How does a real-life treasure hunter strike gold?
The Schmitt family said GPS technology helped them track the areas they excavated underwater to find $1 million in gold and other artifacts off the Florida coast. They're reaping the reward now, but they said it took long days, hard work and determination to make their discovery, reports CBS News correspondent Vladimir Duthiers.
"It's definitely a passion. You gotta want to do this," Booty Salvage diver Eric Schmitt said.
For his team, treasure hunting is the family business, and business is good.
"There are good times and there are bad times and this is definitely one of our good times," Schmitt said.
Their crew works in shallow waters off the coast of Fort Pierce, Florida, where 11 Spanish ships sank on July 31, 1715.
"Mostly what we find is garbage on a daily basis -- beer cans and lead sinkers and bullets," Schmitt said.
But for the past two summers, the Schmitts have made big discoveries from the fleet.
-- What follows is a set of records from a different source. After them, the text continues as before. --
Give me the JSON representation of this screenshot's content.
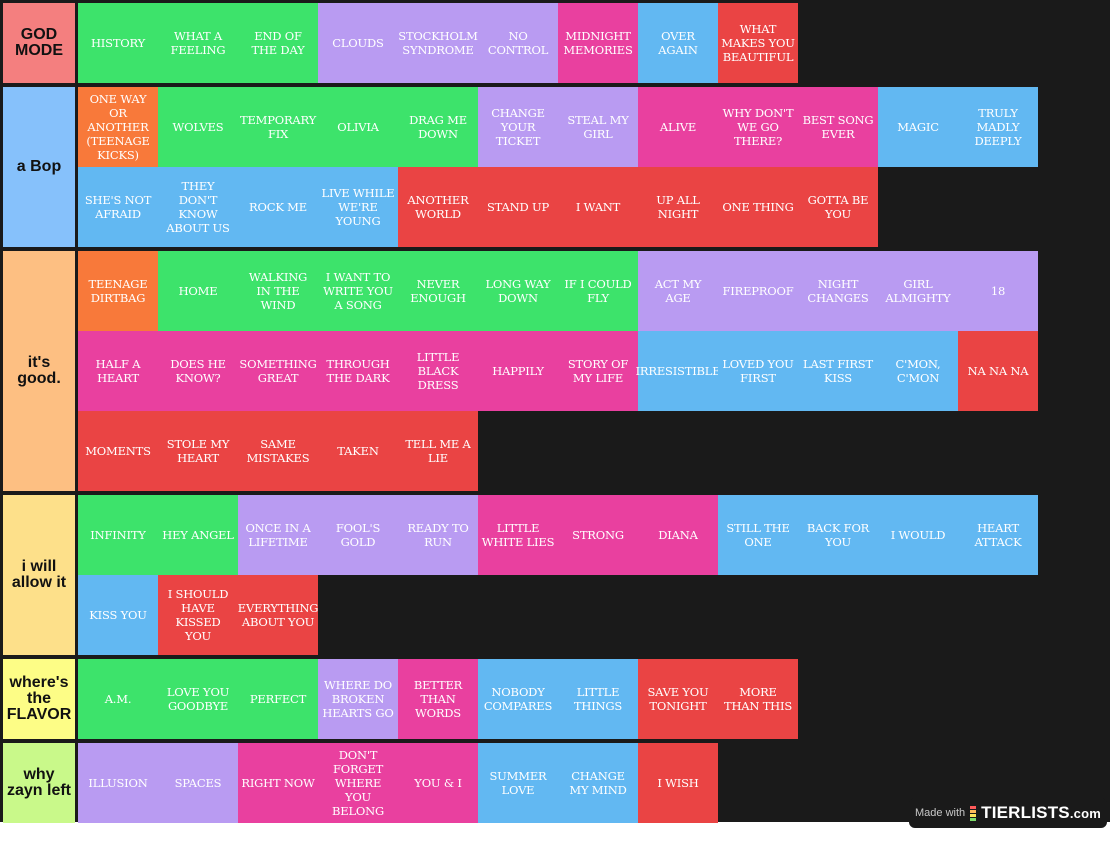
{
  "colors": {
    "green": "#3de36b",
    "purple": "#b99bf2",
    "pink": "#e9409f",
    "blue": "#62b8f2",
    "red": "#ea4444",
    "orange": "#f8793a"
  },
  "watermark": {
    "made_with": "Made with",
    "brand": "TIERLISTS",
    "domain": ".com"
  },
  "tiers": [
    {
      "label": "GOD MODE",
      "color": "#f47f7f",
      "rows": 1,
      "items": [
        {
          "name": "HISTORY",
          "color": "green"
        },
        {
          "name": "WHAT A FEELING",
          "color": "green"
        },
        {
          "name": "END OF THE DAY",
          "color": "green"
        },
        {
          "name": "CLOUDS",
          "color": "purple"
        },
        {
          "name": "STOCKHOLM SYNDROME",
          "color": "purple"
        },
        {
          "name": "NO CONTROL",
          "color": "purple"
        },
        {
          "name": "MIDNIGHT MEMORIES",
          "color": "pink"
        },
        {
          "name": "OVER AGAIN",
          "color": "blue"
        },
        {
          "name": "WHAT MAKES YOU BEAUTIFUL",
          "color": "red"
        }
      ]
    },
    {
      "label": "a Bop",
      "color": "#86c1fb",
      "rows": 2,
      "items": [
        {
          "name": "ONE WAY OR ANOTHER (TEENAGE KICKS)",
          "color": "orange"
        },
        {
          "name": "WOLVES",
          "color": "green"
        },
        {
          "name": "TEMPORARY FIX",
          "color": "green"
        },
        {
          "name": "OLIVIA",
          "color": "green"
        },
        {
          "name": "DRAG ME DOWN",
          "color": "green"
        },
        {
          "name": "CHANGE YOUR TICKET",
          "color": "purple"
        },
        {
          "name": "STEAL MY GIRL",
          "color": "purple"
        },
        {
          "name": "ALIVE",
          "color": "pink"
        },
        {
          "name": "WHY DON'T WE GO THERE?",
          "color": "pink"
        },
        {
          "name": "BEST SONG EVER",
          "color": "pink"
        },
        {
          "name": "MAGIC",
          "color": "blue"
        },
        {
          "name": "TRULY MADLY DEEPLY",
          "color": "blue"
        },
        {
          "name": "SHE'S NOT AFRAID",
          "color": "blue"
        },
        {
          "name": "THEY DON'T KNOW ABOUT US",
          "color": "blue"
        },
        {
          "name": "ROCK ME",
          "color": "blue"
        },
        {
          "name": "LIVE WHILE WE'RE YOUNG",
          "color": "blue"
        },
        {
          "name": "ANOTHER WORLD",
          "color": "red"
        },
        {
          "name": "STAND UP",
          "color": "red"
        },
        {
          "name": "I WANT",
          "color": "red"
        },
        {
          "name": "UP ALL NIGHT",
          "color": "red"
        },
        {
          "name": "ONE THING",
          "color": "red"
        },
        {
          "name": "GOTTA BE YOU",
          "color": "red"
        }
      ]
    },
    {
      "label": "it's good.",
      "color": "#fdbf82",
      "rows": 3,
      "items": [
        {
          "name": "TEENAGE DIRTBAG",
          "color": "orange"
        },
        {
          "name": "HOME",
          "color": "green"
        },
        {
          "name": "WALKING IN THE WIND",
          "color": "green"
        },
        {
          "name": "I WANT TO WRITE YOU A SONG",
          "color": "green"
        },
        {
          "name": "NEVER ENOUGH",
          "color": "green"
        },
        {
          "name": "LONG WAY DOWN",
          "color": "green"
        },
        {
          "name": "IF I COULD FLY",
          "color": "green"
        },
        {
          "name": "ACT MY AGE",
          "color": "purple"
        },
        {
          "name": "FIREPROOF",
          "color": "purple"
        },
        {
          "name": "NIGHT CHANGES",
          "color": "purple"
        },
        {
          "name": "GIRL ALMIGHTY",
          "color": "purple"
        },
        {
          "name": "18",
          "color": "purple"
        },
        {
          "name": "HALF A HEART",
          "color": "pink"
        },
        {
          "name": "DOES HE KNOW?",
          "color": "pink"
        },
        {
          "name": "SOMETHING GREAT",
          "color": "pink"
        },
        {
          "name": "THROUGH THE DARK",
          "color": "pink"
        },
        {
          "name": "LITTLE BLACK DRESS",
          "color": "pink"
        },
        {
          "name": "HAPPILY",
          "color": "pink"
        },
        {
          "name": "STORY OF MY LIFE",
          "color": "pink"
        },
        {
          "name": "IRRESISTIBLE",
          "color": "blue"
        },
        {
          "name": "LOVED YOU FIRST",
          "color": "blue"
        },
        {
          "name": "LAST FIRST KISS",
          "color": "blue"
        },
        {
          "name": "C'MON, C'MON",
          "color": "blue"
        },
        {
          "name": "NA NA NA",
          "color": "red"
        },
        {
          "name": "MOMENTS",
          "color": "red"
        },
        {
          "name": "STOLE MY HEART",
          "color": "red"
        },
        {
          "name": "SAME MISTAKES",
          "color": "red"
        },
        {
          "name": "TAKEN",
          "color": "red"
        },
        {
          "name": "TELL ME A LIE",
          "color": "red"
        }
      ]
    },
    {
      "label": "i will allow it",
      "color": "#fde08a",
      "rows": 2,
      "items": [
        {
          "name": "INFINITY",
          "color": "green"
        },
        {
          "name": "HEY ANGEL",
          "color": "green"
        },
        {
          "name": "ONCE IN A LIFETIME",
          "color": "purple"
        },
        {
          "name": "FOOL'S GOLD",
          "color": "purple"
        },
        {
          "name": "READY TO RUN",
          "color": "purple"
        },
        {
          "name": "LITTLE WHITE LIES",
          "color": "pink"
        },
        {
          "name": "STRONG",
          "color": "pink"
        },
        {
          "name": "DIANA",
          "color": "pink"
        },
        {
          "name": "STILL THE ONE",
          "color": "blue"
        },
        {
          "name": "BACK FOR YOU",
          "color": "blue"
        },
        {
          "name": "I WOULD",
          "color": "blue"
        },
        {
          "name": "HEART ATTACK",
          "color": "blue"
        },
        {
          "name": "KISS YOU",
          "color": "blue"
        },
        {
          "name": "I SHOULD HAVE KISSED YOU",
          "color": "red"
        },
        {
          "name": "EVERYTHING ABOUT YOU",
          "color": "red"
        }
      ]
    },
    {
      "label": "where's the FLAVOR",
      "color": "#fdfd86",
      "rows": 1,
      "items": [
        {
          "name": "A.M.",
          "color": "green"
        },
        {
          "name": "LOVE YOU GOODBYE",
          "color": "green"
        },
        {
          "name": "PERFECT",
          "color": "green"
        },
        {
          "name": "WHERE DO BROKEN HEARTS GO",
          "color": "purple"
        },
        {
          "name": "BETTER THAN WORDS",
          "color": "pink"
        },
        {
          "name": "NOBODY COMPARES",
          "color": "blue"
        },
        {
          "name": "LITTLE THINGS",
          "color": "blue"
        },
        {
          "name": "SAVE YOU TONIGHT",
          "color": "red"
        },
        {
          "name": "MORE THAN THIS",
          "color": "red"
        }
      ]
    },
    {
      "label": "why zayn left",
      "color": "#c9f98a",
      "rows": 1,
      "items": [
        {
          "name": "ILLUSION",
          "color": "purple"
        },
        {
          "name": "SPACES",
          "color": "purple"
        },
        {
          "name": "RIGHT NOW",
          "color": "pink"
        },
        {
          "name": "DON'T FORGET WHERE YOU BELONG",
          "color": "pink"
        },
        {
          "name": "YOU & I",
          "color": "pink"
        },
        {
          "name": "SUMMER LOVE",
          "color": "blue"
        },
        {
          "name": "CHANGE MY MIND",
          "color": "blue"
        },
        {
          "name": "I WISH",
          "color": "red"
        }
      ]
    }
  ]
}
And in June, they hit "pay dirt." Their team scooped up nearly 60 gold artifacts, including one Tricentennial Royal coin minted in 1715, the year of the wreck.
The rare currency is valued at $500,000.
"Those are things you dream of finding a royal coin, finding a presentation piece. And there are people who have been doing this for 40 or 50 years who have never found one," Schmitt said.
How do they do it?
On board, Schmitt launches what's called a "prop wash deflector."
Large aluminum tubes are placed over the boat's propellers in order to direct the thrust of the engines toward the sea bottom.
The crew focuses on an area 1,000 feet offshore.
The deflector is lowered into 10 to 15 feet of water, clearing away 5 to 10 feet of sand, layer by layer, to reveal what's underneath. "Things are untouched. You find things the way they were 300 years ago when they went down," Schmitt said.
While combing the bottom of the Atlantic, Schmitt brushed away the sand, to find gold at his fingertips.
"The more we do this, the bigger the finds we make, so I kind of less believe in luck and more believe in our hard work," Schmitt said.
If you're thinking treasure hunting and a million-dollar haul sounds lucrative, there is some red tape. The State of Florida gets 20 percent of the profits off the top. Then the Schmitt family, as a subcontractor, splits the bounty 50-50 with Queens Jewels, LLC, the company that owns the rights to the wreckage.